The goal of this project is to design and implement an autonomous cake-decorating robotic system capable of applying icing patterns accurately and consistently without human intervention. The system uses a 6-DOF UR7e robotic arm equipped with a custom syringe-based icing end effector, along with an overhead vision system to detect cake geometry and generate corresponding 2D decoration trajectories. By combining perception, planning, and precise actuation, the robot is able to adapt its motion to different cake sizes and shapes while maintaining smooth and controlled icing flow.
Creating a system that senses and decorates different types of cake requires combining multiple subsystems into a single pipeline, and that complexity is what makes this such an interesting problem to solve. To achieve end-to-end functionality, we needed to solve problems in computer vision (detecting cake boundaries and extracting clean outlines), trajectory planning (generating smooth, continuous 2D paths that respect robot kinematics), and robot control (coordinating arm motion with consistent icing extrusion). Additionally, the system must handle real-world imperfections such as camera noise, alignment errors, and variations in icing behavior, making robustness and calibration important components of the design.

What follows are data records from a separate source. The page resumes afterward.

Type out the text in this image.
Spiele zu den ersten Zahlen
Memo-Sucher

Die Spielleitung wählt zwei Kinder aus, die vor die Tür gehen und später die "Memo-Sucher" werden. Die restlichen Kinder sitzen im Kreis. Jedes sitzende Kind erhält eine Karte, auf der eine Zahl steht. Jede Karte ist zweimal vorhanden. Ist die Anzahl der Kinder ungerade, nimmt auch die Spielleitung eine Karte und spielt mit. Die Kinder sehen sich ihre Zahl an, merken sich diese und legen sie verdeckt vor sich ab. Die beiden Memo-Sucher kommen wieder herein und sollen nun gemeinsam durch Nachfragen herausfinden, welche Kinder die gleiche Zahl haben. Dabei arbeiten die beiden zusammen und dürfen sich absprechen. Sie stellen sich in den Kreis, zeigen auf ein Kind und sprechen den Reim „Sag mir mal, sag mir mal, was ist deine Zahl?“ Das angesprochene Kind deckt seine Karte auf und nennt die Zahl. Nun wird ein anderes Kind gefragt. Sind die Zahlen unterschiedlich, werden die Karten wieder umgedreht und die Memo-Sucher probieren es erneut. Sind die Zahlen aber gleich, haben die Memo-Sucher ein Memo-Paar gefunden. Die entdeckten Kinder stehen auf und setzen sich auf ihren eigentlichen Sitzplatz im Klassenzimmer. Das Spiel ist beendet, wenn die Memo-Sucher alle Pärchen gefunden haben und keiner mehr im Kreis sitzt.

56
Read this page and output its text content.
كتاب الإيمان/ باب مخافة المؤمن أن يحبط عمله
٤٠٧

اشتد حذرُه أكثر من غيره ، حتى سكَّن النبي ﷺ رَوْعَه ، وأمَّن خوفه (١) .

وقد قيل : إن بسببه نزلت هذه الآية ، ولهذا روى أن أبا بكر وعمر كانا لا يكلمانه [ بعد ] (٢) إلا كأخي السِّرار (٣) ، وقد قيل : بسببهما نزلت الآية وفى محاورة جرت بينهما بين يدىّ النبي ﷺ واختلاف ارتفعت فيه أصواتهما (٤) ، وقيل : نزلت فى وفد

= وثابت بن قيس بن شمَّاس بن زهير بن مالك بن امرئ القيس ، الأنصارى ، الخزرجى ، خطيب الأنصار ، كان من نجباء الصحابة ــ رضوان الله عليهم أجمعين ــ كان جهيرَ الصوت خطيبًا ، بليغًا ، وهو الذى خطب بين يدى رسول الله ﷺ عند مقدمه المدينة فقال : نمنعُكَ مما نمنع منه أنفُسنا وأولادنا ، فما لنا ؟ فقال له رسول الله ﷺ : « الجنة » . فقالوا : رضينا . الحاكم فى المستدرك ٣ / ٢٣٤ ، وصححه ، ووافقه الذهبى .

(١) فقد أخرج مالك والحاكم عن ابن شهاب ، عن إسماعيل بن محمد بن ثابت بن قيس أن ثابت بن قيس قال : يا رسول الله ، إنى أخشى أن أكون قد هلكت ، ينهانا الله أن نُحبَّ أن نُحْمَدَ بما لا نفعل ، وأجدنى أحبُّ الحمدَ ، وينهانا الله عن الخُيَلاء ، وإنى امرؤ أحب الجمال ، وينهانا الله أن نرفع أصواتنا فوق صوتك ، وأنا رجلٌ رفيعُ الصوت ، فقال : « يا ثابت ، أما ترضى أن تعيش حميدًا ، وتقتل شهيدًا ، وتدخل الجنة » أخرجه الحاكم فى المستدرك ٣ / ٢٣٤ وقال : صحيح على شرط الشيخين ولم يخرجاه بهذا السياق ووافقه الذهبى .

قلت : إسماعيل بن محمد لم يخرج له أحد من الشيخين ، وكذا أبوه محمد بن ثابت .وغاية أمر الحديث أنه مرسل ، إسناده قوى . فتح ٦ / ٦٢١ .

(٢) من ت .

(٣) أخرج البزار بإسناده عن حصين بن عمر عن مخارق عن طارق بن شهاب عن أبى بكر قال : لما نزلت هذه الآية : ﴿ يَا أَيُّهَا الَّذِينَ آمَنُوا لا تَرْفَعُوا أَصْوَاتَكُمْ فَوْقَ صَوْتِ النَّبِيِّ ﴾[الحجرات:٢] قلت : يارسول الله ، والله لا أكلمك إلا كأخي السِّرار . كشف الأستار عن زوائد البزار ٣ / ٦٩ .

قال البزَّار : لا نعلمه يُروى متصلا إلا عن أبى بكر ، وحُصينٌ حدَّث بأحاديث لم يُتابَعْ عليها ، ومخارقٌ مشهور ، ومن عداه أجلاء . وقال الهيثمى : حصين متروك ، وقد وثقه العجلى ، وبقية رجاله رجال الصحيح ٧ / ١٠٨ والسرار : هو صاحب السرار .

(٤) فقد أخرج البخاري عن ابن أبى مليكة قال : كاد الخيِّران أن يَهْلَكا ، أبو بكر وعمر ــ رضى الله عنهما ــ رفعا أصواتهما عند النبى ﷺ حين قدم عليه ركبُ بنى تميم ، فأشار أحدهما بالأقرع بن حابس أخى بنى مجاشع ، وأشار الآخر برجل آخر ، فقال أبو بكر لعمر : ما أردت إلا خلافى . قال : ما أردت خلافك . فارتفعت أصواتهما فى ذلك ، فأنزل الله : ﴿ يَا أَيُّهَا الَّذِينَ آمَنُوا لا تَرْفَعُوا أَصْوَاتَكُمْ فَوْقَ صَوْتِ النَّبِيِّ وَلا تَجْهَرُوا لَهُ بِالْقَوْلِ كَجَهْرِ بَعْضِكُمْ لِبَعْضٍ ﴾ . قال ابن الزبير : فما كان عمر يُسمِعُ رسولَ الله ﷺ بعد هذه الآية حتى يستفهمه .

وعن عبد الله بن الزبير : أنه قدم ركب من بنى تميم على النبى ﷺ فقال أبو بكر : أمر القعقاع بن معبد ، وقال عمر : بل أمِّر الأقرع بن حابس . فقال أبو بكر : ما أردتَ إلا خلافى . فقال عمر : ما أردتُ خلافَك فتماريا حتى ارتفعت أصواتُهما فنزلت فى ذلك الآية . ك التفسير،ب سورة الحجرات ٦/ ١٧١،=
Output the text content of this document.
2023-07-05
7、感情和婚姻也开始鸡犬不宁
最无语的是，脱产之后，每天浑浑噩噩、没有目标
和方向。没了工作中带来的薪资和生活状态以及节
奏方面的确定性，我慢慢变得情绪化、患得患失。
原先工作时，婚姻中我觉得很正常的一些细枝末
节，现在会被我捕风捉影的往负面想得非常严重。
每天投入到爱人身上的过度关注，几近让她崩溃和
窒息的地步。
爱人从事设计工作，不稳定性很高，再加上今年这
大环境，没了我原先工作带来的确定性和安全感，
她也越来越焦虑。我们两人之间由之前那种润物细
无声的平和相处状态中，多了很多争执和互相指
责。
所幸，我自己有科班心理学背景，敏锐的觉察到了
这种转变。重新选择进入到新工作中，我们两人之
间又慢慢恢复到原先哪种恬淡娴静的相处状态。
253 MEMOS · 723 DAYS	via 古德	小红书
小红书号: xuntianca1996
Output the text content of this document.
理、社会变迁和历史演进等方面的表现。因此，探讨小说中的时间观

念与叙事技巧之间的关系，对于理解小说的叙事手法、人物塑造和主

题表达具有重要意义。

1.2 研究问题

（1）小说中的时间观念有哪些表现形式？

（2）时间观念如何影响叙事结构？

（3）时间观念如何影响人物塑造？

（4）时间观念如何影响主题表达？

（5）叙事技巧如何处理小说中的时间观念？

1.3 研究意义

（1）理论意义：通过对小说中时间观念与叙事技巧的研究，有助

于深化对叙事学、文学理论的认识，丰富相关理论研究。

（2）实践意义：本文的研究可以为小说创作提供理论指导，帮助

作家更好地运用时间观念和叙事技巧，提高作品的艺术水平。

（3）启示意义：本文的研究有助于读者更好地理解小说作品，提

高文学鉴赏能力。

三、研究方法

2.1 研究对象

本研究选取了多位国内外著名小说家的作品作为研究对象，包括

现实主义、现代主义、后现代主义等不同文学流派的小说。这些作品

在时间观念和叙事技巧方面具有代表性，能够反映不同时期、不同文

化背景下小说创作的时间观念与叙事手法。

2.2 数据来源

The techniques developed in this project extend beyond cake decoration and can be applied to various real-world robotic tasks involving precise surface interaction. Similar perception-to-motion pipelines can be used in food automation, robotic painting or printing, additive manufacturing, surgical robotics, and automated dispensing systems. More broadly, this project demonstrates how vision-guided robotic arms can adapt motion plans to unknown geometries, a capability that is essential for flexible manufacturing and service robotics.
We used a RealSense D435i stereo camera to determine the shape of the "cake" being decorated, its center, and various points around its perimeter. Later versions of the project also determined the height of the cake using stereo depth sensing.
Based on the shape category identified, the system identifies one of several parameterized line function designs to trace out on the top of the cake. From there, it compiles a list of points based on the cake's position and size for the arm to follow, creating a trajectory that draws out the desired artwork.
Once the trajectory for the arm is set, the custom end-effector syringe attachment travels to the starting point on the list. From there, it begins closing the gripper to dispense icing while tracing over each way-point, resulting in a picture-perfect cake topping design!